3. The isolated nucleic acid molecule of claim 1 that encodes a fusion protein consists of a non-IL-15 signal peptide linked to IL-15 protein or a functional fragment thereof.

4. The isolated nucleic acid molecule of claim 1 that encodes IL-15 protein or a functional fragment thereof that is free of IL-15 signal peptide.

5. The isolated nucleic acid molecule of claim 1 wherein the nucleic acid sequence that the IL-15 protein or functional fragment thereof is free of IL-15 Kozak region and/or IL-15 5′ untranslated region and/or IL-15 3′ untranslated region.

6. The isolated nucleic acid molecule of claim 1 further comprising a nucleotide sequence that encodes CD40L or a functional fragment thereof.

7. (canceled)

8. The isolated nucleic acid molecule of claim 1 further comprising a nucleic acid sequence that encodes an immunogen.

9. The isolated nucleic acid molecule of claim 8 wherein said immunogen is a pathogen antigen, a cancer-associated antigen or an antigen linked to cells associated with autoimmune diseases.

10. (canceled)

11. The isolated nucleic acid molecule of claim 9 wherein said pathogen antigen is from a pathogen selected from the group consisting of HIV, HSV, HCV, and WNV.

12.-13. (canceled)

14. The isolated nucleic acid molecule of claim 1 wherein said isolated nucleic acid molecule is a plasmid.

15. The nucleic acid molecule of claim 1 incorporated into a viral vector.

16. A composition comprising a nucleic acid molecule of claim 1.

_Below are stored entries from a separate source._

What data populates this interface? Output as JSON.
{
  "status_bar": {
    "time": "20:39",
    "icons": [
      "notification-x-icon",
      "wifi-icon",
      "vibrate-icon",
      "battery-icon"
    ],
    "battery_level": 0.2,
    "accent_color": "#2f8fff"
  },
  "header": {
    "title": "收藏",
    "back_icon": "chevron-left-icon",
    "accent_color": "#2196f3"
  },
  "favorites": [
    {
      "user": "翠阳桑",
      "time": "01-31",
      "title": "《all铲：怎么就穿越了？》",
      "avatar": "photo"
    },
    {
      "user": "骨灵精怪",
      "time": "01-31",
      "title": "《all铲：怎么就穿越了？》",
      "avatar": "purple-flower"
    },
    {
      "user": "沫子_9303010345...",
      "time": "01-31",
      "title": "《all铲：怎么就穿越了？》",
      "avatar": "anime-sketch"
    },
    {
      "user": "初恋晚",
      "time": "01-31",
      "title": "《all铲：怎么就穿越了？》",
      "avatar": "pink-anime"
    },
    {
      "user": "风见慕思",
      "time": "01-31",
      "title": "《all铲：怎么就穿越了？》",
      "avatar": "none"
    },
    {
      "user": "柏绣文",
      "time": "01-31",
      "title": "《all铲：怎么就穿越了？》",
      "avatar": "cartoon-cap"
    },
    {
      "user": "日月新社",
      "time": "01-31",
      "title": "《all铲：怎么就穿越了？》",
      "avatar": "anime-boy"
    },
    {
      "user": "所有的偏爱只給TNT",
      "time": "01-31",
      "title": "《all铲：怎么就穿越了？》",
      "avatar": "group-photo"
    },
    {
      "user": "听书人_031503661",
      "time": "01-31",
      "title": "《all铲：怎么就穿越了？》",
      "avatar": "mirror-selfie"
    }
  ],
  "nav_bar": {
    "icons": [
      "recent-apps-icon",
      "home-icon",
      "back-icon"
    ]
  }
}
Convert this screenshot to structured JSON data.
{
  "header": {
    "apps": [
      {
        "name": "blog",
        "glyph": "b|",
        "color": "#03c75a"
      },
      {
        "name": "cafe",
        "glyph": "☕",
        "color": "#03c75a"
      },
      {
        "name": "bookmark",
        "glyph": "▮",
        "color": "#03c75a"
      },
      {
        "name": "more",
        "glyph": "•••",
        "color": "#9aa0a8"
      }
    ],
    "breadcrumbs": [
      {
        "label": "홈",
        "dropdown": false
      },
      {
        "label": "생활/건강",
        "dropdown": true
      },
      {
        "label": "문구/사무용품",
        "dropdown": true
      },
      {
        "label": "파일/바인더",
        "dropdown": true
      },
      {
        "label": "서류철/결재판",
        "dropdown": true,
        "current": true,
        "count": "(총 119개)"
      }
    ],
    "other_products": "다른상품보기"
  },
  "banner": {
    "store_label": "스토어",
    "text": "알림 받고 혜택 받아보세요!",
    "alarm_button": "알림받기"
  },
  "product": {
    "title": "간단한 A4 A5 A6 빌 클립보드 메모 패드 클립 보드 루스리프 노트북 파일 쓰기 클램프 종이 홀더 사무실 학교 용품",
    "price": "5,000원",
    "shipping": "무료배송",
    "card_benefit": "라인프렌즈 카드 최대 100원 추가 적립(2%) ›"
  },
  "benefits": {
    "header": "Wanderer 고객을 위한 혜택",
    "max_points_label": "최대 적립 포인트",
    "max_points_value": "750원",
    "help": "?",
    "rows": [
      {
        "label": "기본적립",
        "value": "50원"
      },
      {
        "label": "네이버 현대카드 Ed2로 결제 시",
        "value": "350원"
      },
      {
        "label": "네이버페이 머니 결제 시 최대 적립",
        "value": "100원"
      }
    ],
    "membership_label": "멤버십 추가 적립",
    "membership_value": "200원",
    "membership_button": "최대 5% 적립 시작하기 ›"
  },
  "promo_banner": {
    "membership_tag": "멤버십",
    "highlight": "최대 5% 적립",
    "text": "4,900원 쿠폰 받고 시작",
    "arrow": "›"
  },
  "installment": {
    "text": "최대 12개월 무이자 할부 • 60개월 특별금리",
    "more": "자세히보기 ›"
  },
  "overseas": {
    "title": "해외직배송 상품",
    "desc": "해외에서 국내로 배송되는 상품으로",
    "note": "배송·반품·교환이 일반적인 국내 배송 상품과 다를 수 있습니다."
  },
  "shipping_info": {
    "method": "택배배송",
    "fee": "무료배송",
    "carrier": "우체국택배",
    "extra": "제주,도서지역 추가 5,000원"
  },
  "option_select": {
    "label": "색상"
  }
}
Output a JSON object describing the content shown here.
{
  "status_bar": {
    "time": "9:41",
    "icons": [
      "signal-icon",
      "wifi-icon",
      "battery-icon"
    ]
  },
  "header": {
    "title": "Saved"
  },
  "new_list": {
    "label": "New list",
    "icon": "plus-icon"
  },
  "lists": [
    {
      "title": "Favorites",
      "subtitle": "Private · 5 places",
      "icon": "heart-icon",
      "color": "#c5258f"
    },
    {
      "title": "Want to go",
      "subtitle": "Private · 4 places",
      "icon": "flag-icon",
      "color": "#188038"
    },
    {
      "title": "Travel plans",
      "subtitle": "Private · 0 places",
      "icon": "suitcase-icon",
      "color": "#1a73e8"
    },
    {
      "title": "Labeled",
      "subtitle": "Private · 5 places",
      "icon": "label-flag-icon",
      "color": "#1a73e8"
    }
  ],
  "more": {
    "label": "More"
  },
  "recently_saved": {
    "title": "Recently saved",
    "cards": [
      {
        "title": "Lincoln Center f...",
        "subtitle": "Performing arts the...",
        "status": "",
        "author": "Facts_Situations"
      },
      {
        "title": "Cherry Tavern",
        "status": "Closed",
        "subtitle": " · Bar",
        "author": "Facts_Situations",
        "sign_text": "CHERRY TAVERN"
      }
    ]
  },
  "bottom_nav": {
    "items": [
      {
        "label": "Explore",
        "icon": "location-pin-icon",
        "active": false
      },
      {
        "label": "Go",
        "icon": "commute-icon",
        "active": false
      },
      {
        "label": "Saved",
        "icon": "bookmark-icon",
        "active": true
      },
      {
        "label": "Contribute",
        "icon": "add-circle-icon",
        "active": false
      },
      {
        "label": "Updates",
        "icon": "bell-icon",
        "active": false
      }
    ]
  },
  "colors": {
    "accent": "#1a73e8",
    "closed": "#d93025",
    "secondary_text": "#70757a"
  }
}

17. The composition of claim 16 wherein said composition further comprises a nucleic acid molecule that comprises a nucleic acid sequence that encodes an immunogen.

18. The composition of claim 17 wherein said immunogen is a pathogen antigen, a cancer-associated antigen or an antigen linked to cells associated with autoimmune diseases.

19. The composition of claim 18 wherein said pathogen antigen is from a pathogen selected from the group consisting of HIV, HSV, HCV, and WNV.

20. The composition of claim 16, wherein the nucleic acid molecule further comprises a nucleotide sequence that encodes CD40L.

21. An injectable pharmaceutical composition comprising the nucleic acid molecule of claim 1.

22. A recombinant vaccine comprising the nucleic acid molecule of claim 1.

23. The recombinant vaccine of claim 22 wherein said recombinant vaccine is a recombinant vaccinia vaccine.

24.-28. (canceled)

29. The composition of claim 16 that further comprises: nucleic acid molecule that comprises a nucleotide sequence that encodes CD40L protein.

30.-53. (canceled)

54. An injectable pharmaceutical composition comprising the composition of claim 16.